Does the client database library (e.g. ODBC, etc) handle unicode strings appropriately? System.Data.SqlClient in the .Net framework does, but how about old libraries from the windows 95 era? Third party ODBC libraries actually do exist. What happens if the ODBC driver doesn't support unicode in the query string?
Does the DB handle the input correctly? Modern versions of SQL are immune assuming you're using N'', but what about SQL 6.5? SQL 7.0? I'm not aware of any particular vulnerabilities, however this wasn't on the radar for developers in the 1990's.

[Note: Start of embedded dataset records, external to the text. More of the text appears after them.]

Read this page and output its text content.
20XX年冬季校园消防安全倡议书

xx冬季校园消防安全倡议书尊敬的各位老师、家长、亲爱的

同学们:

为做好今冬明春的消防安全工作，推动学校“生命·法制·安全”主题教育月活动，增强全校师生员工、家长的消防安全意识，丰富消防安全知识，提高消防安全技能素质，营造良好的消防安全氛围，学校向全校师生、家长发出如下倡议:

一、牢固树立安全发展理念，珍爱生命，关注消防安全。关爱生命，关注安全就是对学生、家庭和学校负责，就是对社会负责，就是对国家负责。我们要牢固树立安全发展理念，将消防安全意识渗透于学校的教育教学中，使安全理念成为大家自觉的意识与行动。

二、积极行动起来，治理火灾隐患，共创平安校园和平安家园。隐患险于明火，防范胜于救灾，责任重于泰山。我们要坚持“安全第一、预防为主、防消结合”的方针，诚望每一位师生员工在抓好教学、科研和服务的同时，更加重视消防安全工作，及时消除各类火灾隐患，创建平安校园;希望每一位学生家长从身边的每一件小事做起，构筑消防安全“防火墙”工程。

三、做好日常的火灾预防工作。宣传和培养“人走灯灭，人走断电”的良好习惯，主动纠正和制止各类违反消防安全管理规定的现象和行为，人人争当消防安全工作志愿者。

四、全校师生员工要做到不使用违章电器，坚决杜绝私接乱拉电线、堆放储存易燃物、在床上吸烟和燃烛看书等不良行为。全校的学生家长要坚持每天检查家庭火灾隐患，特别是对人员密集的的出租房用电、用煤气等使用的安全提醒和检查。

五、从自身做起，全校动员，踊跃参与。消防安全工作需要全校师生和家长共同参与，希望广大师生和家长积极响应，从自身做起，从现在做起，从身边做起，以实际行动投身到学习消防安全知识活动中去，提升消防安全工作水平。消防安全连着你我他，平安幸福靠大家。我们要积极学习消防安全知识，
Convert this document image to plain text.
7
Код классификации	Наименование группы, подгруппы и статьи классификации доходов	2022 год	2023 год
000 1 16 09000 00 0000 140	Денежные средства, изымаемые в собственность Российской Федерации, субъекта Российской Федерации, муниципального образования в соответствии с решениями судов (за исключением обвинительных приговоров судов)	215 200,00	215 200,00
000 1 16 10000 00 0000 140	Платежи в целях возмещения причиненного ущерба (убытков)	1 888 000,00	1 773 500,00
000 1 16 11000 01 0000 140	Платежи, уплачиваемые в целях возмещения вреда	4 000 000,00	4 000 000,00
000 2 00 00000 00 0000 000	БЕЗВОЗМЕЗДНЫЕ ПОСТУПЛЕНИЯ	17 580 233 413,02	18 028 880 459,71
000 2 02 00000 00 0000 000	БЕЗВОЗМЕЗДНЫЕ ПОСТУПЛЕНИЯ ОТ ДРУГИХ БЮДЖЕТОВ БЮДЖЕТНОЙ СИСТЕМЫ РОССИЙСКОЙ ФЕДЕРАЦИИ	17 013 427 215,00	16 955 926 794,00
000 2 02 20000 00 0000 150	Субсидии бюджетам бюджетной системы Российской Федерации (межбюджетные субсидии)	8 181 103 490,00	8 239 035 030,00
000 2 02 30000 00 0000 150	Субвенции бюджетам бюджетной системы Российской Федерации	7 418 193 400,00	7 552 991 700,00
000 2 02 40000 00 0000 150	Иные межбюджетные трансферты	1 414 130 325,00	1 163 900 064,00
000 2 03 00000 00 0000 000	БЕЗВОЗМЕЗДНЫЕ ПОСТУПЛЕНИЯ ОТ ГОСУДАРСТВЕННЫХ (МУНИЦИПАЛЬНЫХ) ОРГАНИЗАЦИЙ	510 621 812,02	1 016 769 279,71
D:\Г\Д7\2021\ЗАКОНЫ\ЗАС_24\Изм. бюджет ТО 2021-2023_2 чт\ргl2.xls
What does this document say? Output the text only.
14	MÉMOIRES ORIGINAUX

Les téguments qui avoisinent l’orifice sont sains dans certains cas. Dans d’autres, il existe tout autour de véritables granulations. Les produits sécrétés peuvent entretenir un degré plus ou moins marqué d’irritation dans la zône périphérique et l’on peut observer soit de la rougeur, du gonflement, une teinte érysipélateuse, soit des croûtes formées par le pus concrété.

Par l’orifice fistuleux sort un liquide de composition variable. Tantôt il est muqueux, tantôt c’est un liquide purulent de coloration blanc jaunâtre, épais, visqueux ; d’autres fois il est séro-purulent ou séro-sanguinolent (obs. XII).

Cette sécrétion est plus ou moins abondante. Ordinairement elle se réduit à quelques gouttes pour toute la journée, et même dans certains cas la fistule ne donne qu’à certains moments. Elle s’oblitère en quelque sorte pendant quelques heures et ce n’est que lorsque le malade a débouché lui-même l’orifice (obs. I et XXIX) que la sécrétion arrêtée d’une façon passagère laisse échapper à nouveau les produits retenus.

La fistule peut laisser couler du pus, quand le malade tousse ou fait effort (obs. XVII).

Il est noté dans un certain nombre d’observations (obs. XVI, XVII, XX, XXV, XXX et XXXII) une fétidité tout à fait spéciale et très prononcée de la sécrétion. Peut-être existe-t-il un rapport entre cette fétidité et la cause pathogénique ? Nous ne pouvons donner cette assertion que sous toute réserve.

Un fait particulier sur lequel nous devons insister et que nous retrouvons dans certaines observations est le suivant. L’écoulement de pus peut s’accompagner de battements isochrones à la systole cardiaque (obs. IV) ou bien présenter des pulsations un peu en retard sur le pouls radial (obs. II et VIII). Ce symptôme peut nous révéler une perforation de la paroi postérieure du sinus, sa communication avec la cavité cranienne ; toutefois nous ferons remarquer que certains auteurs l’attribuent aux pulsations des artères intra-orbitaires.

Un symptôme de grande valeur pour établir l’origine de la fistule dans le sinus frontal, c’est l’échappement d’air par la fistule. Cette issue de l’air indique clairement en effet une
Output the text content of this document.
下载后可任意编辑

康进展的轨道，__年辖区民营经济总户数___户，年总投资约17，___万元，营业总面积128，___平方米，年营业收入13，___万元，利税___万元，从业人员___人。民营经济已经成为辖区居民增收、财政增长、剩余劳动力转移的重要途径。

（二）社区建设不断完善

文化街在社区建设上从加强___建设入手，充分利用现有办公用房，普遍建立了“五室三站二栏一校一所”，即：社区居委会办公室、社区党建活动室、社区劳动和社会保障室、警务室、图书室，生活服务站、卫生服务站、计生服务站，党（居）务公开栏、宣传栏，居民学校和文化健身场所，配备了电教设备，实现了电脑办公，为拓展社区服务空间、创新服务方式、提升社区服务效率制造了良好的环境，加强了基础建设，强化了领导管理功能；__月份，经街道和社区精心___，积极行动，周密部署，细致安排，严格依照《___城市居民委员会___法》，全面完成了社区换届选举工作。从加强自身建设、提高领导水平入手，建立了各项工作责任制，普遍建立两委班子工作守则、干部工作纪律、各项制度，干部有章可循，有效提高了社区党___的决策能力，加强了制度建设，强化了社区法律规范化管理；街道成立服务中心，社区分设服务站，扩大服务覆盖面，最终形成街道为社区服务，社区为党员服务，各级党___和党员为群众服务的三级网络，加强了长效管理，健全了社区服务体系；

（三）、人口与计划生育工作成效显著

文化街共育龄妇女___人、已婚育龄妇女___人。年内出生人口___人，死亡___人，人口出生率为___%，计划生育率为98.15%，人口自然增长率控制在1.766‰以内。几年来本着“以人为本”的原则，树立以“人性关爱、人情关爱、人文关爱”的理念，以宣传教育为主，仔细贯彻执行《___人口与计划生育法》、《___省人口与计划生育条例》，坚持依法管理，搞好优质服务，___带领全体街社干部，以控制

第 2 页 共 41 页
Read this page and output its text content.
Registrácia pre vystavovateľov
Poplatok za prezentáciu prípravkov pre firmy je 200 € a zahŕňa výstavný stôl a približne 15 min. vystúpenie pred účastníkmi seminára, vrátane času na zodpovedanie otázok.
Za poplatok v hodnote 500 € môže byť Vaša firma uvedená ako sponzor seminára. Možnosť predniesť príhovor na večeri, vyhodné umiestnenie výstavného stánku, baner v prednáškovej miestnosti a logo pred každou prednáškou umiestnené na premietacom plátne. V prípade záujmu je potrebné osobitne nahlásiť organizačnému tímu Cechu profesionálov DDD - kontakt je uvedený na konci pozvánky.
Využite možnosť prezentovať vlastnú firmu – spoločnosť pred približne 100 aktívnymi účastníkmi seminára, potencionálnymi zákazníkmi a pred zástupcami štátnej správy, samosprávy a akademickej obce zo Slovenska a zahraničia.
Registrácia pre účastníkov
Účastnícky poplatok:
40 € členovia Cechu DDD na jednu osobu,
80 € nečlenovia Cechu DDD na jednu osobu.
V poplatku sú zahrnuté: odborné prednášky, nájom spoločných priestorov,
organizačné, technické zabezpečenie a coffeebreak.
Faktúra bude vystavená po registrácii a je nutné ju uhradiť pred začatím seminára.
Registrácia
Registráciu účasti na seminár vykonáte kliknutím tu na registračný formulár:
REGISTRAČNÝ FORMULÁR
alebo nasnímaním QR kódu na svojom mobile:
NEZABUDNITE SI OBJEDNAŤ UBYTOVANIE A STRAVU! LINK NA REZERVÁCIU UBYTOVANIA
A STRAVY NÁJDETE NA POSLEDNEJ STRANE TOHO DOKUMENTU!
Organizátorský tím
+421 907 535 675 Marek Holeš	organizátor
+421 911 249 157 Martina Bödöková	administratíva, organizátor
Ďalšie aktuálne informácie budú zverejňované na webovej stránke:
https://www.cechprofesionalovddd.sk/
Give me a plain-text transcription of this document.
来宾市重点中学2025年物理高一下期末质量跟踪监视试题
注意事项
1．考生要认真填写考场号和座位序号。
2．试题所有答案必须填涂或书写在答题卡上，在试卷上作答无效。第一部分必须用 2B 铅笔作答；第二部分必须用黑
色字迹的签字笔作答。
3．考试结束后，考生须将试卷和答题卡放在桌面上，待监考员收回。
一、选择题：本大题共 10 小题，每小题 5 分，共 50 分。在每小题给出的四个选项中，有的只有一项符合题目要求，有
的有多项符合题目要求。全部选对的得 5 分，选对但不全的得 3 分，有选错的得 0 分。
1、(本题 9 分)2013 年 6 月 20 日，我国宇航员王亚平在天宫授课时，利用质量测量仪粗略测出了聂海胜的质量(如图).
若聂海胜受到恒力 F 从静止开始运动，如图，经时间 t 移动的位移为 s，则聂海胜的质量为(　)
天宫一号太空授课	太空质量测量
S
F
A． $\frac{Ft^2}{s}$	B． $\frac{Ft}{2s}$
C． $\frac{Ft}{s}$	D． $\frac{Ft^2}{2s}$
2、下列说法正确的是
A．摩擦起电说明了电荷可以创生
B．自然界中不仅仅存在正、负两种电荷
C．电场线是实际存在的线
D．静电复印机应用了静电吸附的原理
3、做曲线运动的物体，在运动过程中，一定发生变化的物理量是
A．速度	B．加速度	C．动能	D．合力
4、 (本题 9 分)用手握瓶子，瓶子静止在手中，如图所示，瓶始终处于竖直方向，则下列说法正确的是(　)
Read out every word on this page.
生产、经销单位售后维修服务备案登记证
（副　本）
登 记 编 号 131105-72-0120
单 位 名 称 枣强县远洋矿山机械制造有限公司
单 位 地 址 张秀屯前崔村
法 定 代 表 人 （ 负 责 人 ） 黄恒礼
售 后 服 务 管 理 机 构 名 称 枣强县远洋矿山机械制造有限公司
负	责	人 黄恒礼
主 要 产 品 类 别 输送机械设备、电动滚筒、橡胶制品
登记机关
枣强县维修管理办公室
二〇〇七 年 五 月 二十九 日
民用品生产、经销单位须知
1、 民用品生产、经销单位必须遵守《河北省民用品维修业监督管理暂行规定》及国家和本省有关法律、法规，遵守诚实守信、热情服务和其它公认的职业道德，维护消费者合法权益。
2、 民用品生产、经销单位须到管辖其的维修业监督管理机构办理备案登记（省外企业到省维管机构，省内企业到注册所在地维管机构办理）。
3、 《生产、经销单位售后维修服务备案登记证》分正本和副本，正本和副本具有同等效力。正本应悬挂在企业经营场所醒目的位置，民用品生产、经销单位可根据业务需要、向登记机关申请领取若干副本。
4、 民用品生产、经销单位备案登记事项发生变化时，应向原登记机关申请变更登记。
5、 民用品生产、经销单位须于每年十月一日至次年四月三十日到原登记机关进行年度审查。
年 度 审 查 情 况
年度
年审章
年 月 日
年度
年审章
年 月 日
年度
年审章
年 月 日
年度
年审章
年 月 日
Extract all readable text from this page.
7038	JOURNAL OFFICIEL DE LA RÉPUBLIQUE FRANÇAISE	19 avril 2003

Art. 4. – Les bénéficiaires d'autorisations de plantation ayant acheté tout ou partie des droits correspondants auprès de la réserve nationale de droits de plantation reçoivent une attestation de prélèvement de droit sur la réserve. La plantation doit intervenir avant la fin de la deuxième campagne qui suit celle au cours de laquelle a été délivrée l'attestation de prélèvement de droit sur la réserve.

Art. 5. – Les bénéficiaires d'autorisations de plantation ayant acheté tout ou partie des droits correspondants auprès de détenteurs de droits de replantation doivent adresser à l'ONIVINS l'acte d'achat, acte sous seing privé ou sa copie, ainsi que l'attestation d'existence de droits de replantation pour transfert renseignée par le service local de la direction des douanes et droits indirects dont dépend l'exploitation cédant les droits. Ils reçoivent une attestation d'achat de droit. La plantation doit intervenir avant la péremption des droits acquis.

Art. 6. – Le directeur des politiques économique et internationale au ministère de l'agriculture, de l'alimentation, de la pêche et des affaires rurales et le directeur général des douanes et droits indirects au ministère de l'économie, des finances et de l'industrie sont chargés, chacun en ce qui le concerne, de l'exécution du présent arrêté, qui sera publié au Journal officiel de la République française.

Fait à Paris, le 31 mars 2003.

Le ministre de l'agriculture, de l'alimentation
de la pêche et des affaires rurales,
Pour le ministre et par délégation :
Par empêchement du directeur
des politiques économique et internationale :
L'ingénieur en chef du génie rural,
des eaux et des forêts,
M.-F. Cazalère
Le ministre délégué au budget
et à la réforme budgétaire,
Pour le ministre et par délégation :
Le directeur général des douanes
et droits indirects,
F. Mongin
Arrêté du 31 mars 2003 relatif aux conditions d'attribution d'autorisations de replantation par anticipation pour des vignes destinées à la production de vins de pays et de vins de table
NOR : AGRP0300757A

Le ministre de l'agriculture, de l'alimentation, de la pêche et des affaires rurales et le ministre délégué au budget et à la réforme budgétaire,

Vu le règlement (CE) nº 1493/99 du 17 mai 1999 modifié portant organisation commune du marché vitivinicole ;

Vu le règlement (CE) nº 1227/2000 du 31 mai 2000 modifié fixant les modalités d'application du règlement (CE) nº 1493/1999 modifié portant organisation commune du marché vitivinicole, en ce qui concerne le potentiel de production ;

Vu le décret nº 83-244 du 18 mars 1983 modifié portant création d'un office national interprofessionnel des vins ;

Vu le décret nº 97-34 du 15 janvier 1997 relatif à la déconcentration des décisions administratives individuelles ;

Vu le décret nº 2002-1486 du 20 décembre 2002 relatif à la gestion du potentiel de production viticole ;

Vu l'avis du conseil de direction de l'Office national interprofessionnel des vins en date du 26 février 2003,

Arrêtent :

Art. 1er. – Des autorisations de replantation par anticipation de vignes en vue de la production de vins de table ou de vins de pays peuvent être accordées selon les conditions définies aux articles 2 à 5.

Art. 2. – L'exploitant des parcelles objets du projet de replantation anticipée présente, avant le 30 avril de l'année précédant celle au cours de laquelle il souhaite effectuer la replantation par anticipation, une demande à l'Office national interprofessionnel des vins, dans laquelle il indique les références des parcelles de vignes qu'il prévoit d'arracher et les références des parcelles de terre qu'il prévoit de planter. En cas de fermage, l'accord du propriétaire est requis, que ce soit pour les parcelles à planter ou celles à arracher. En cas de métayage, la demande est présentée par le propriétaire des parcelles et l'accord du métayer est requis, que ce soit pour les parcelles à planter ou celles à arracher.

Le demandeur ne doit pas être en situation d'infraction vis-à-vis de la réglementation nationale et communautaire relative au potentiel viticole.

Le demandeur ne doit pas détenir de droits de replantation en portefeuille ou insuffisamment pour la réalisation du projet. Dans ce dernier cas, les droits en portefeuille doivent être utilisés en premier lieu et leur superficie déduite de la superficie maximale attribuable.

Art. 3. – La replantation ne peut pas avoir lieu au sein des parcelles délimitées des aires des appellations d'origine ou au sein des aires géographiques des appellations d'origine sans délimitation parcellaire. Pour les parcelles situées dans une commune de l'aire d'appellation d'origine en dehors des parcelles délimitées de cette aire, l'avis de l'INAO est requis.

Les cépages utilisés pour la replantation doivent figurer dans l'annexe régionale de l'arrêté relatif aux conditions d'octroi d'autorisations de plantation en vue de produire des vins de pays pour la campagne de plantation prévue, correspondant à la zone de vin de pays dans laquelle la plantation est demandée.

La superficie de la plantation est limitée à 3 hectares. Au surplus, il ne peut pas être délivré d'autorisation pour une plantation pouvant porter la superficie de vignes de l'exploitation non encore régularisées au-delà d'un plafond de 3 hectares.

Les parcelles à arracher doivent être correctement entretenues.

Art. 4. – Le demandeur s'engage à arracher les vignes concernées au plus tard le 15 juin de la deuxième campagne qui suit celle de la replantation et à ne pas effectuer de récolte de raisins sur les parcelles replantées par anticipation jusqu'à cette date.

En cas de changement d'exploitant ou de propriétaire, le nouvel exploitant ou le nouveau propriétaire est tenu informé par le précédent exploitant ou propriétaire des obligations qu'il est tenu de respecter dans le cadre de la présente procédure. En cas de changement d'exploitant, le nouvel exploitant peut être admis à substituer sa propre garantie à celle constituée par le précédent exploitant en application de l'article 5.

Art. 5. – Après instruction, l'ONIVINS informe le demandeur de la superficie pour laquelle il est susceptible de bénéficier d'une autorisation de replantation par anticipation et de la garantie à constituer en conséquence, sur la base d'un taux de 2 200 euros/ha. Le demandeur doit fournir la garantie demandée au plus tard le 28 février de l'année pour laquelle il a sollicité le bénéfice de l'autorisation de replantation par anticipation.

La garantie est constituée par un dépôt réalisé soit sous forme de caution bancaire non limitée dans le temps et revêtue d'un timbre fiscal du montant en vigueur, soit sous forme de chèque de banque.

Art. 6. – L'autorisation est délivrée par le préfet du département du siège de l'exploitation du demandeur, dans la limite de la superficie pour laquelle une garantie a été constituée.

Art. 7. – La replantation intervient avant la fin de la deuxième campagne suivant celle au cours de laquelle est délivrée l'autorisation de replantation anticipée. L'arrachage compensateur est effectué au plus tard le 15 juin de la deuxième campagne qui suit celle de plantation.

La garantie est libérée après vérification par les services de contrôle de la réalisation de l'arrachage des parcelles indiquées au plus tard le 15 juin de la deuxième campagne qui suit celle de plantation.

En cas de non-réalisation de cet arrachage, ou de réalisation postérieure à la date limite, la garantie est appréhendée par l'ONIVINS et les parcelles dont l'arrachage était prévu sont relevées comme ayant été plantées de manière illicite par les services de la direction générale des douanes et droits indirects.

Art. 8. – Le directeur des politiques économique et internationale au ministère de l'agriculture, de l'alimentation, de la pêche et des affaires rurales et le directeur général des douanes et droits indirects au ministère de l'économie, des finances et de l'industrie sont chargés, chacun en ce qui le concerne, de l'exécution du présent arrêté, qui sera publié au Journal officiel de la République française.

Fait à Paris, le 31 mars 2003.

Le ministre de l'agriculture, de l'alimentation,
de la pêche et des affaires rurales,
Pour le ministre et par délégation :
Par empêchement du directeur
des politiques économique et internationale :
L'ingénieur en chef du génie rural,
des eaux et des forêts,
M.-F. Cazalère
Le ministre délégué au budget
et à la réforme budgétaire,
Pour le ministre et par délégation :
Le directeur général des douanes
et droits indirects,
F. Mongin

Buffer overflows? Another concern is that the quoted string is longer than the original string. In which version of Sql Server was the 2GB limit for input introduced? Before that what was the limit? On older versions of SQL, what happened when a query exceeded the limit? Do any limits exist on the length of a query from the standpoint of the network library? Or on the length of the string in the programming language?
Are there any language settings that affect the comparison used in the Replace() function? .Net always does a binary comparison for the Replace() function. Will that always be the case? What happens if a future version of .NET supports overriding that behavior at the app.config level? What if we used a regexp instead of Replace() to insert a single quote? Does the computer's locale settings affect this comparison? If a change in behavior did occur, it might not be vulnerable to sql injection, however, it may have inadvertently edited the string by changing a uni-code character that looked like a single quote into a single quote before it ever reached the DB.
So, assuming you're using the System.String.Replace() function in C# on the current version of .Net with the built-in SqlClient library against a current (2005-2012) version of SQL server, then your approach is not vulnerable. As you start changing things, then no promises can be made. The parameterized query approach is the correct approach for efficiency, for performance, and (in some cases) for security.
WARNING The above comments are not an endorsement of this technique. There are several other very good reasons why this the wrong approach to generating SQL. However, detailing them is outside the scope for this question.
DO NOT USE THIS TECHNIQUE FOR NEW DEVELOPMENT.
DO NOT USE THIS TECHNIQUE FOR NEW DEVELOPMENT.
DO NOT USE THIS TECHNIQUE FOR NEW DEVELOPMENT.
Using query parameters is better, easier, and faster than escaping quotes.
Re your comment, I see that you acknowledged parameterization, but it deserves emphasis. Why would you want to use escaping when you could parameterize?
In Advanced SQL Injection In SQL Server Applications, search for the word "replace" in the text, and from that point on read some examples where developers inadvertently allowed SQL injection attacks even after escaping user input.
There is an edge case where escaping quotes with \
results in a vulnerability, because the \
becomes half of a valid multi-byte character in some character sets. But this is not applicable to your case since \
isn't the escaping character.
As others have pointed out, you may also be adding dynamic content to your SQL for something other than a string literal or date literal. Table or column identifiers are delimited by "
in SQL, or [
]
in Microsoft/Sybase. SQL keywords of course don't have any delimiters. For these cases, I recommend whitelisting the values to interpolate.
Bottom line is that escaping is an effective defense, if you can ensure that you do it consistently. That's the risk: that one of the team of developers on your application could omit a step and do some string interpolation unsafely.
Of course, the same is true of other methods, like parameterization. They're only effective if you do them consistently. But I find it's easier and quicker to use parameters, than to figure out the right type of escaping. Developers are more likely to use a method that is convenient and doesn't slow them down.